Yesterday, Brad went to work and I took the Grandmas and the girls to the American Girl store and out to lunch. It was fun. We left Grandpa Chet at the house because he had not been feeling well. We all thought he looked terrible, but he kept saying he was fine and refusing to let us do anything. When we got back, he was worse, pale and having difficulty breathing. MIL took him to an urgent care center while I took the girls to get their pictures professionally taken as a late mother's day gift for the all the grandmothers. While we were there, MIL called to say they were taking Grandpa Chet to the ER by ambulance. His lungs are full of fluid and late last night they diagnosed him with congestive heart failure. MIL and the grandparents were supposed to leave this morning, but will not be going anywhere for a few more days. When they do release Grandpa Chet he will go home with an oxygen tank and possibly orders to fly home instead of driving.

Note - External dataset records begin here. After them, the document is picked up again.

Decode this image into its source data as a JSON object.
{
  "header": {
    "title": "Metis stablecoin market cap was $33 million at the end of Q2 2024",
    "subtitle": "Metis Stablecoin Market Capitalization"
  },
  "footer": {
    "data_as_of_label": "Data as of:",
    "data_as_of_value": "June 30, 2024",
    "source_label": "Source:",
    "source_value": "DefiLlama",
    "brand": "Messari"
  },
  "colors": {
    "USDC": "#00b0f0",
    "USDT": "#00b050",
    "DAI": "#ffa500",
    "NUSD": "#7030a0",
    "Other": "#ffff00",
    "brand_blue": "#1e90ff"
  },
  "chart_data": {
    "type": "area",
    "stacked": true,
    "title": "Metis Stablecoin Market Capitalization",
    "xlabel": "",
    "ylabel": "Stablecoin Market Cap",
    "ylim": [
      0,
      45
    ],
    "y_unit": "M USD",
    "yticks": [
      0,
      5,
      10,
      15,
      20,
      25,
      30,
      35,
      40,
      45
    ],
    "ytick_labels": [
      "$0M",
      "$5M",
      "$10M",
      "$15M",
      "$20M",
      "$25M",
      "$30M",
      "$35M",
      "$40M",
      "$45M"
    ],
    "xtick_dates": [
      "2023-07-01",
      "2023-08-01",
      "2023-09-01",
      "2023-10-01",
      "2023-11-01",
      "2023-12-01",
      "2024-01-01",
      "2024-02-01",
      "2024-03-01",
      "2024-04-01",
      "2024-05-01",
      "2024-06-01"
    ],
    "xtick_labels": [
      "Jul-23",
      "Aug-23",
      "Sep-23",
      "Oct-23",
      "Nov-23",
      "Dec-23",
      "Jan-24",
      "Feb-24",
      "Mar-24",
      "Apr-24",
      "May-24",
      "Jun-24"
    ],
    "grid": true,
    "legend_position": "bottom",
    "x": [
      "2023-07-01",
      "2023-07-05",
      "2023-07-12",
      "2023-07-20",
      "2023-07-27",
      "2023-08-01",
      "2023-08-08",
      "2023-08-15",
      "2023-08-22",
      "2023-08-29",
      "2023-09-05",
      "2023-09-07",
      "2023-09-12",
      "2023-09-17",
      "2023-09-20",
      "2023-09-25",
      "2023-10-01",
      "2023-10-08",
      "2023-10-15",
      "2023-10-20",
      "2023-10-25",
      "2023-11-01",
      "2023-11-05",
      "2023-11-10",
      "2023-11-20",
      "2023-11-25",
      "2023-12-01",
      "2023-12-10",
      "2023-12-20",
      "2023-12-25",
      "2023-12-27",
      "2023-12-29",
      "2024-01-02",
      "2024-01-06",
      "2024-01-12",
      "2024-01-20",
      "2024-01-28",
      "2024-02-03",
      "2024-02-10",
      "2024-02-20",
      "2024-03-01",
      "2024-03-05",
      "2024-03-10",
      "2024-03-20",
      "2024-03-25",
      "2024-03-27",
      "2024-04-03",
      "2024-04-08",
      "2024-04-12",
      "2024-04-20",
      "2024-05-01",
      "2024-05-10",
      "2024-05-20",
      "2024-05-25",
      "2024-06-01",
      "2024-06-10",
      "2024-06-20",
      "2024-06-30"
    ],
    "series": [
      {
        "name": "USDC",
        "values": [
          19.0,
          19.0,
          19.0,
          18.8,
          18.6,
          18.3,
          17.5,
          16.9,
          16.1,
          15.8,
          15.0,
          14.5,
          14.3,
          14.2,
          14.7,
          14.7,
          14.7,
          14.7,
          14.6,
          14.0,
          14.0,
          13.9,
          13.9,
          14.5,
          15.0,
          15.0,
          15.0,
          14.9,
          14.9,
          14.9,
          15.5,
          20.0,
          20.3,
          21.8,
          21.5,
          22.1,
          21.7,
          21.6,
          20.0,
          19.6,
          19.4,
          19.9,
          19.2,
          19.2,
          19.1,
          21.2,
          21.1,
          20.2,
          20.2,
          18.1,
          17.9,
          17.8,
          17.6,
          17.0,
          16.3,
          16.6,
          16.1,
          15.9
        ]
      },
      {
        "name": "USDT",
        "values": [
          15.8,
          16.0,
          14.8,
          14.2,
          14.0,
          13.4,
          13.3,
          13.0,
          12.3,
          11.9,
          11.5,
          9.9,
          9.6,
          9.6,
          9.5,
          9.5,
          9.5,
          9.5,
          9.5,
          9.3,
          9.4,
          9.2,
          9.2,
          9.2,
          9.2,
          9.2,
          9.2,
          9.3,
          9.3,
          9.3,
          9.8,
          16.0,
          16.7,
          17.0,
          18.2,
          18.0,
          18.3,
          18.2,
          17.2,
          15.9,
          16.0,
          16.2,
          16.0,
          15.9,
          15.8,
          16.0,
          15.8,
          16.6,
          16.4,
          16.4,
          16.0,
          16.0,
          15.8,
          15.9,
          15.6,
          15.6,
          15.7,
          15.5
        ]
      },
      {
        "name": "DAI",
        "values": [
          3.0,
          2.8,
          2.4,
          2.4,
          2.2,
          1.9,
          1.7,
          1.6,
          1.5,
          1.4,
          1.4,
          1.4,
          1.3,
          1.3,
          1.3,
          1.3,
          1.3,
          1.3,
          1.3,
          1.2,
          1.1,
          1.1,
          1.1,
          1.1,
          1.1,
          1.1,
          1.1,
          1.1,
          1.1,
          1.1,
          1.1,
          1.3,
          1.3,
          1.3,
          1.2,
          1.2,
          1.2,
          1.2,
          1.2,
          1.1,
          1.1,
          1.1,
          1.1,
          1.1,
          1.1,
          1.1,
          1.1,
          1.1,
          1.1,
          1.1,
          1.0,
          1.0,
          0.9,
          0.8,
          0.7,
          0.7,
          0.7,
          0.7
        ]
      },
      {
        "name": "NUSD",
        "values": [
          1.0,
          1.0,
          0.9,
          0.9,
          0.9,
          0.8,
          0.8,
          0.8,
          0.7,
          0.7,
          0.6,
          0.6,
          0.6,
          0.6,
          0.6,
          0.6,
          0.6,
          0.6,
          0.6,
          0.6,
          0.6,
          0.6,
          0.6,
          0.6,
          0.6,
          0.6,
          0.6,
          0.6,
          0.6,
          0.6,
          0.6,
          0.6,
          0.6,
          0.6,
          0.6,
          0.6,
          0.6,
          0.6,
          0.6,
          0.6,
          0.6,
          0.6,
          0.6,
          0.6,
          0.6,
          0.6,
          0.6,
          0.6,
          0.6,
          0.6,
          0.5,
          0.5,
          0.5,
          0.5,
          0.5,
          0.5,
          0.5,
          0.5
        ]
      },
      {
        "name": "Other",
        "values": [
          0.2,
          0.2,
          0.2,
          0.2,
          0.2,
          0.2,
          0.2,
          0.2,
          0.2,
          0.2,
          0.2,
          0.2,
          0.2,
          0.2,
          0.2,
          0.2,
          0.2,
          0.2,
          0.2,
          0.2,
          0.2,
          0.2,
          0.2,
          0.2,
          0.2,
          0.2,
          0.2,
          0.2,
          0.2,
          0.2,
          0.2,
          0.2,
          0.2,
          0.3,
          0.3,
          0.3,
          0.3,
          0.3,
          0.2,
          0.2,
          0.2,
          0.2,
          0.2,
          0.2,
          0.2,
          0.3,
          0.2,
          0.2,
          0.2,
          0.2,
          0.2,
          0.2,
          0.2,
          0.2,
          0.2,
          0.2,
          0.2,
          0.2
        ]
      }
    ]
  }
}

This is hard on so many levels. I am closer to Brad's grandparents, MIL's parents, than any of my own grandparents. This is sad to me, but it is true. Grandpa Chet's prognosis is not good and it really upsets me to think of losing him. I've been hanging out with them since I was in high school, going to their house for Christmas Eve celebrations, Luci LOVES her great-grandparents. I don't know. It is going to be SO HARD for the girls as they start losing all these great-grandparents. And Brad...he is closer to his grandparents than anyone I have ever met. It will be devastating for him to lose them. Ugh. Life is so hard. Death is so hard. I'm reading a book called The End of Suffering: Finding Purpose in Pain by Scott Cairns right now and it is so timely. Thinking about my marriage, my childrens' lives, death...it all fits together somehow, I can feel that in my bones. I just haven't found the fit and peace I'm looking for yet. Lord, have mercy.
Today, the girls and I are doing school, laundry, dishes and generally being normal. MIL and Grandma are at the hospital. The girls have piano lessons this evening and then I get to go to Mother's Night Out with the homeschool ladies. Unreasonably excited about that. I cannot WAIT. It will be so nice to spend some grownup, fun time away. I've really been needing a break.